Figure 1.

The hypothalamic-pituitary-adrenal axis. Inputs from the hypothalamic circadian rhythm generator in the suprachiasmatic nucleus (SCN) and neural stress pathways in the central nervous system (CNS) control the activity of the corticotrophin-releasing hormone (CRH) neuronal cell bodies in the paraventricular nucleus.
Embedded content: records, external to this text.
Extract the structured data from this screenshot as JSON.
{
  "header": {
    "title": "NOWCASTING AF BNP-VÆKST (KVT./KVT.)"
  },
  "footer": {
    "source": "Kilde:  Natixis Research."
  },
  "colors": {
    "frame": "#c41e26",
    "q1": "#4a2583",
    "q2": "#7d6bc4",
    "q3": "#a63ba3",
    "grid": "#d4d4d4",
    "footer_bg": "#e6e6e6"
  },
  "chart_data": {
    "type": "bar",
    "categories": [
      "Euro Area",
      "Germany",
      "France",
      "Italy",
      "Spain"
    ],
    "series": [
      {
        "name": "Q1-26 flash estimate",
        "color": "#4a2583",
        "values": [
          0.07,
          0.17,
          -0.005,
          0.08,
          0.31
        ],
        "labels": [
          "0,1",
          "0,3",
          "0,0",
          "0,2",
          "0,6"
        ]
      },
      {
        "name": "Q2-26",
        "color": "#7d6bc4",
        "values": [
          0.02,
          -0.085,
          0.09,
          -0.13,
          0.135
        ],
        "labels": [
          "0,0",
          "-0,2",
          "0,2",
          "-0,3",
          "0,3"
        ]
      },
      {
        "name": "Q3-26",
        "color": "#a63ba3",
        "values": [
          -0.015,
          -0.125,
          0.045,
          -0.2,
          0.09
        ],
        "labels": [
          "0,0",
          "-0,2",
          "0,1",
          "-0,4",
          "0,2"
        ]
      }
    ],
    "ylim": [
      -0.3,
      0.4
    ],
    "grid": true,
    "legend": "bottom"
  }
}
These neurons are also capable of synthesizing arginine vasopressin (AVP), which can augment the pituitary response to CRH. CRH (and AVP) are released into the portal circulation in capillaries in the median eminence and drain onto the anterior pituitary where they stimulate the pituitary corticotrophs to release adrenocorticotropic hormone (ACTH). ACTH stimulates the zona fasciculata (ZF) and zona reticularis (ZR) via the MC2R (melanocortin 2 receptor, also known as the ACTH receptor). This G-protein coupled receptor increases intracellular cAMP release, which activates StAR-mediated cholesterol transport into the mitochondria (the rate-limiting step of steroidogenesis). Once cholesterol reaches the inner mitochondrial (Mito) membrane, it is acted on by the first steroidogenic enzyme, and then by subsequent sequential enzymes in the smooth endoplasmic reticulum (SER) and Mito with cortisol as an end product (see Fig. 12). Cortisol is released into the plasma compartment where it binds reversibly to corticosteroid-binding globulin (CBG; also known as cortisol-binding globulin). As CBG-bound plasma cortisol enters the capillaries in target tissue, it dissociates from CBG and diffuses into the target cell. In the pituitary and hypothalamus, negative feedback inhibition is exerted with the binding of cortisol to glucocorticoid (GR) and mineralocorticoid (MR) receptors.